Bone Disease in Multiple Myeloma: Biologic and Clinical Implications

Abstract

Multiple Myeloma (MM) is a hematologic malignancy characterized by the proliferation of monoclonal plasma cells localized within the bone marrow. Bone disease with associated osteolytic lesions is a hallmark of MM and develops in the majority of MM patients. Approximately half of patients with bone disease will experience skeletal-related events (SREs), such as spinal cord compression and pathologic fractures, which increase the risk of mortality by 20-40%. At the cellular level, bone disease results from a tumor-cell-driven imbalance between osteoclast bone resorption and osteoblast bone formation, thereby creating a favorable cellular environment for bone resorption. The use of osteoclast inhibitory therapies with bisphosphonates, such as zoledronic acid and the RANKL inhibitor denosumab, have been shown to delay and lower the risk of SREs, as well as the need for surgery or radiation therapy to treat severe bone complications. This review outlines our current understanding of the molecular underpinnings of bone disease, available therapeutic options, and highlights recent advances in the management of MM-related bone disease.

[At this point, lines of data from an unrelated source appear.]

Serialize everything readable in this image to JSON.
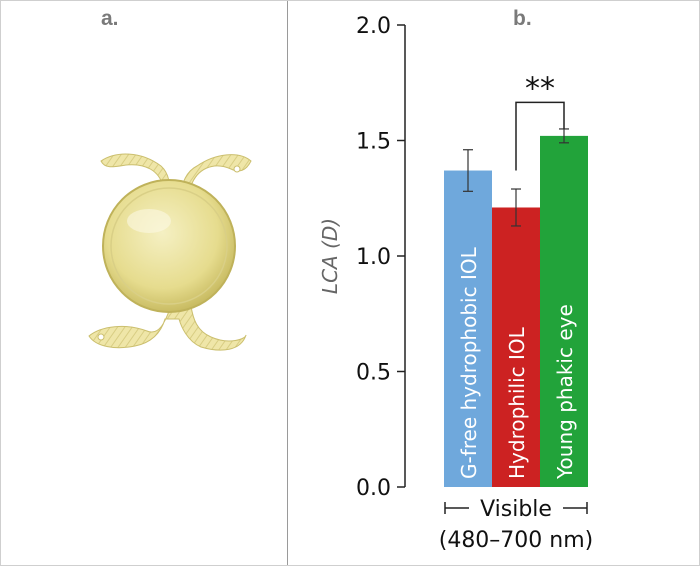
{
  "panels": {
    "left_label": "a.",
    "right_label": "b."
  },
  "colors": {
    "bar_blue": "#6fa8dc",
    "bar_red": "#cc2222",
    "bar_green": "#22a33a",
    "lens_yellow": "#efe7a5",
    "divider": "#9a9a9a"
  },
  "chart_data": {
    "type": "bar",
    "title": "",
    "ylabel": "LCA (D)",
    "xlabel_line1": "Visible",
    "xlabel_line2": "(480–700 nm)",
    "ylim": [
      0.0,
      2.0
    ],
    "yticks": [
      "0.0",
      "0.5",
      "1.0",
      "1.5",
      "2.0"
    ],
    "categories": [
      "G-free hydrophobic IOL",
      "Hydrophilic IOL",
      "Young phakic eye"
    ],
    "values": [
      1.37,
      1.21,
      1.52
    ],
    "errors": [
      0.09,
      0.08,
      0.03
    ],
    "significance": {
      "label": "**",
      "between": [
        1,
        2
      ]
    },
    "grid": false,
    "legend": "none"
  }
}
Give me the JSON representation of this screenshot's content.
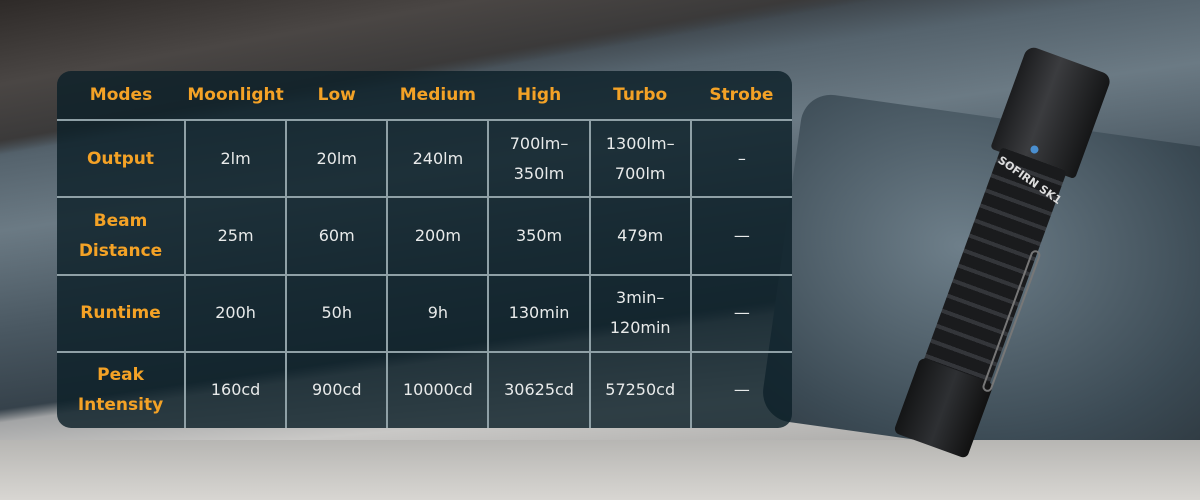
{
  "table": {
    "headers": [
      "Modes",
      "Moonlight",
      "Low",
      "Medium",
      "High",
      "Turbo",
      "Strobe"
    ],
    "rows": [
      {
        "label": "Output",
        "cells": [
          "2lm",
          "20lm",
          "240lm",
          "700lm–\n350lm",
          "1300lm–\n700lm",
          "–"
        ]
      },
      {
        "label": "Beam\nDistance",
        "cells": [
          "25m",
          "60m",
          "200m",
          "350m",
          "479m",
          "—"
        ]
      },
      {
        "label": "Runtime",
        "cells": [
          "200h",
          "50h",
          "9h",
          "130min",
          "3min–\n120min",
          "—"
        ]
      },
      {
        "label": "Peak\nIntensity",
        "cells": [
          "160cd",
          "900cd",
          "10000cd",
          "30625cd",
          "57250cd",
          "—"
        ]
      }
    ]
  },
  "product": {
    "brand_mark": "SOFIRN SK1"
  },
  "colors": {
    "header_text": "#f4a226",
    "cell_text": "#e8eaea",
    "table_bg": "#0c2028"
  }
}
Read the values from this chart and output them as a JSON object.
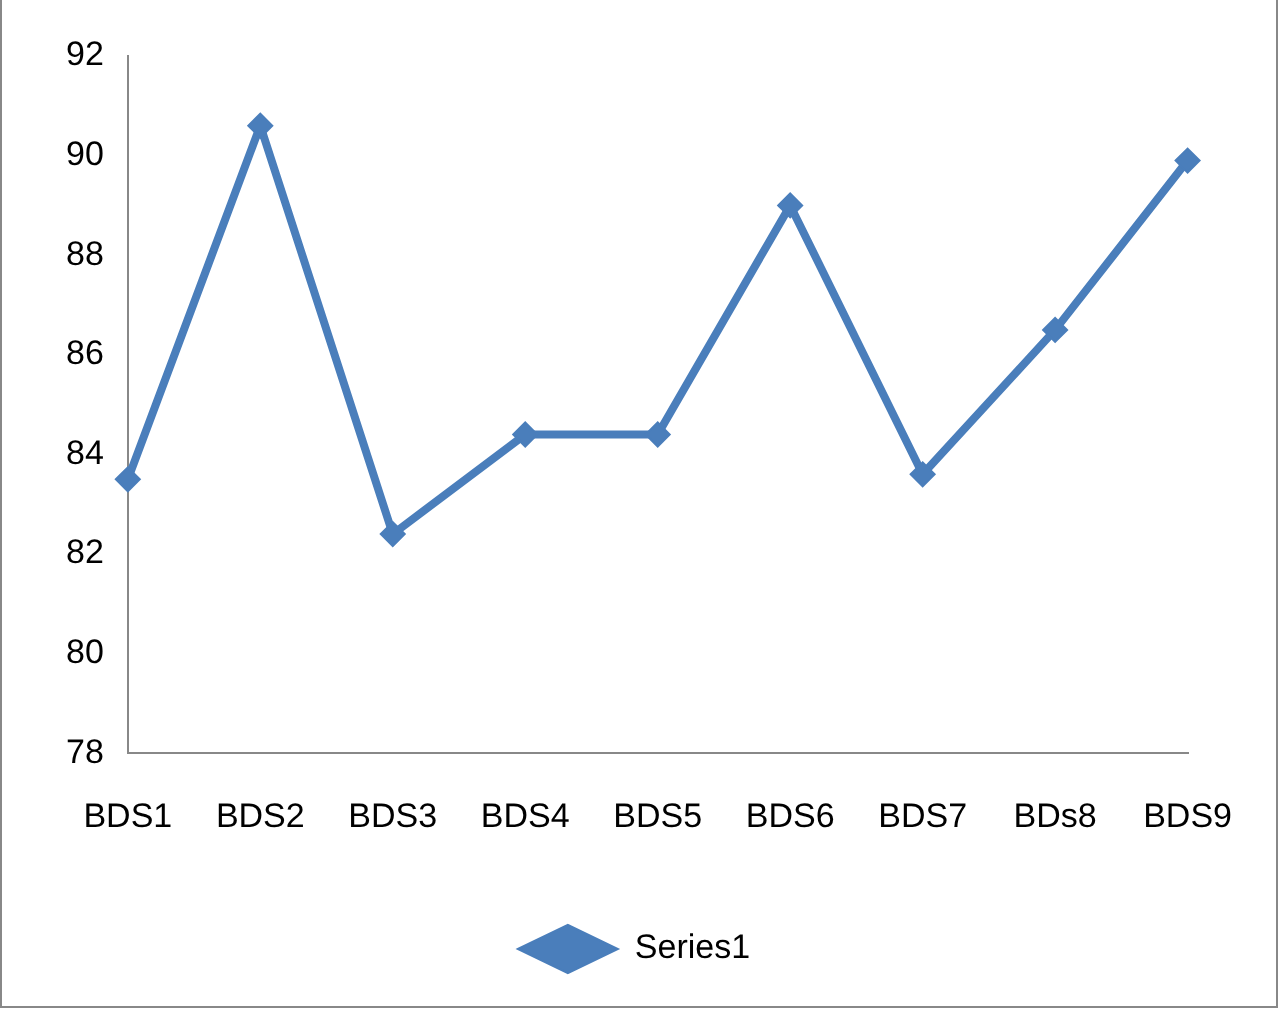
{
  "chart_data": {
    "type": "line",
    "categories": [
      "BDS1",
      "BDS2",
      "BDS3",
      "BDS4",
      "BDS5",
      "BDS6",
      "BDS7",
      "BDs8",
      "BDS9"
    ],
    "series": [
      {
        "name": "Series1",
        "color": "#4a7ebb",
        "values": [
          83.5,
          90.6,
          82.4,
          84.4,
          84.4,
          89.0,
          83.6,
          86.5,
          89.9
        ]
      }
    ],
    "ylim": [
      78,
      92
    ],
    "yticks": [
      78,
      80,
      82,
      84,
      86,
      88,
      90,
      92
    ],
    "grid": false,
    "legend": "bottom",
    "marker": "diamond",
    "line_style": "solid"
  }
}
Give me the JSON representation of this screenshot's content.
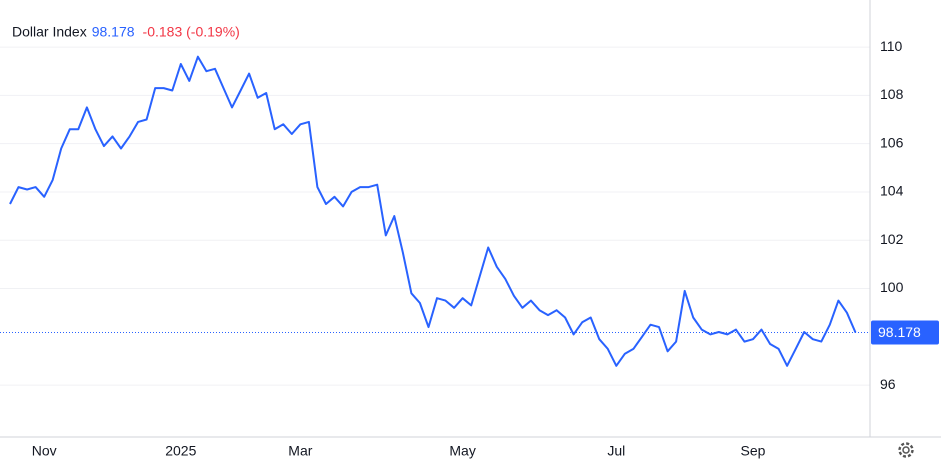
{
  "chart_data": {
    "type": "line",
    "title": "Dollar Index",
    "price_label": "98.178",
    "change_label": "-0.183 (-0.19%)",
    "categories": [
      null,
      null,
      null,
      null,
      "Nov",
      null,
      null,
      null,
      null,
      null,
      null,
      null,
      null,
      null,
      null,
      null,
      null,
      null,
      null,
      null,
      "2025",
      null,
      null,
      null,
      null,
      null,
      null,
      null,
      null,
      null,
      null,
      null,
      null,
      null,
      "Mar",
      null,
      null,
      null,
      null,
      null,
      null,
      null,
      null,
      null,
      null,
      null,
      null,
      null,
      null,
      null,
      null,
      null,
      null,
      "May",
      null,
      null,
      null,
      null,
      null,
      null,
      null,
      null,
      null,
      null,
      null,
      null,
      null,
      null,
      null,
      null,
      null,
      "Jul",
      null,
      null,
      null,
      null,
      null,
      null,
      null,
      null,
      null,
      null,
      null,
      null,
      null,
      null,
      null,
      "Sep",
      null,
      null,
      null,
      null,
      null,
      null,
      null,
      null,
      null,
      null,
      null,
      null
    ],
    "series": [
      {
        "name": "Dollar Index",
        "color": "#2962ff",
        "values": [
          103.5,
          104.2,
          104.1,
          104.2,
          103.8,
          104.5,
          105.8,
          106.6,
          106.6,
          107.5,
          106.6,
          105.9,
          106.3,
          105.8,
          106.3,
          106.9,
          107.0,
          108.3,
          108.3,
          108.2,
          109.3,
          108.6,
          109.6,
          109.0,
          109.1,
          108.3,
          107.5,
          108.2,
          108.9,
          107.9,
          108.1,
          106.6,
          106.8,
          106.4,
          106.8,
          106.9,
          104.2,
          103.5,
          103.8,
          103.4,
          104.0,
          104.2,
          104.2,
          104.3,
          102.2,
          103.0,
          101.5,
          99.8,
          99.4,
          98.4,
          99.6,
          99.5,
          99.2,
          99.6,
          99.3,
          100.5,
          101.7,
          100.9,
          100.4,
          99.7,
          99.2,
          99.5,
          99.1,
          98.9,
          99.1,
          98.8,
          98.1,
          98.6,
          98.8,
          97.9,
          97.5,
          96.8,
          97.3,
          97.5,
          98.0,
          98.5,
          98.4,
          97.4,
          97.8,
          99.9,
          98.8,
          98.3,
          98.1,
          98.2,
          98.1,
          98.3,
          97.8,
          97.9,
          98.3,
          97.7,
          97.5,
          96.8,
          97.5,
          98.2,
          97.9,
          97.8,
          98.5,
          99.5,
          99.0,
          98.178
        ]
      }
    ],
    "ylim": [
      93.85,
      111.95
    ],
    "yticks": [
      96,
      100,
      102,
      104,
      106,
      108,
      110
    ],
    "grid": true
  }
}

Keywords: bisphosphonates: zoledronic acid; bone metastasis; denosumab; multiple myeloma.

Figure 1

An overview of the interplay between multiple myeloma (MM) cells, osteoclasts, and osteoblasts in multiple myeloma, which favors bone resorption. MM cells induce IL−6 and DKK1 cytokine upregulation in osteoblasts, which, in effect, upregulates the osteoclast-activating protein, RANKL, while downregulating the anti-resorptive protein, osteoprotegerin (OPG). OPG binds and inhibits RANKL, while MM cells also agonize IL−3 and sclerostin productions. Denosumab directly inhibits RANKL while bisphosphonates (BPs) (i.e., clodronate, pamidronate, and zoledronic acid) inhibit osteoclasts and osteoclast precursors to prevent osteoclast-induced bone resorption. Created with BioRender.com (accessed on 7 May 2022).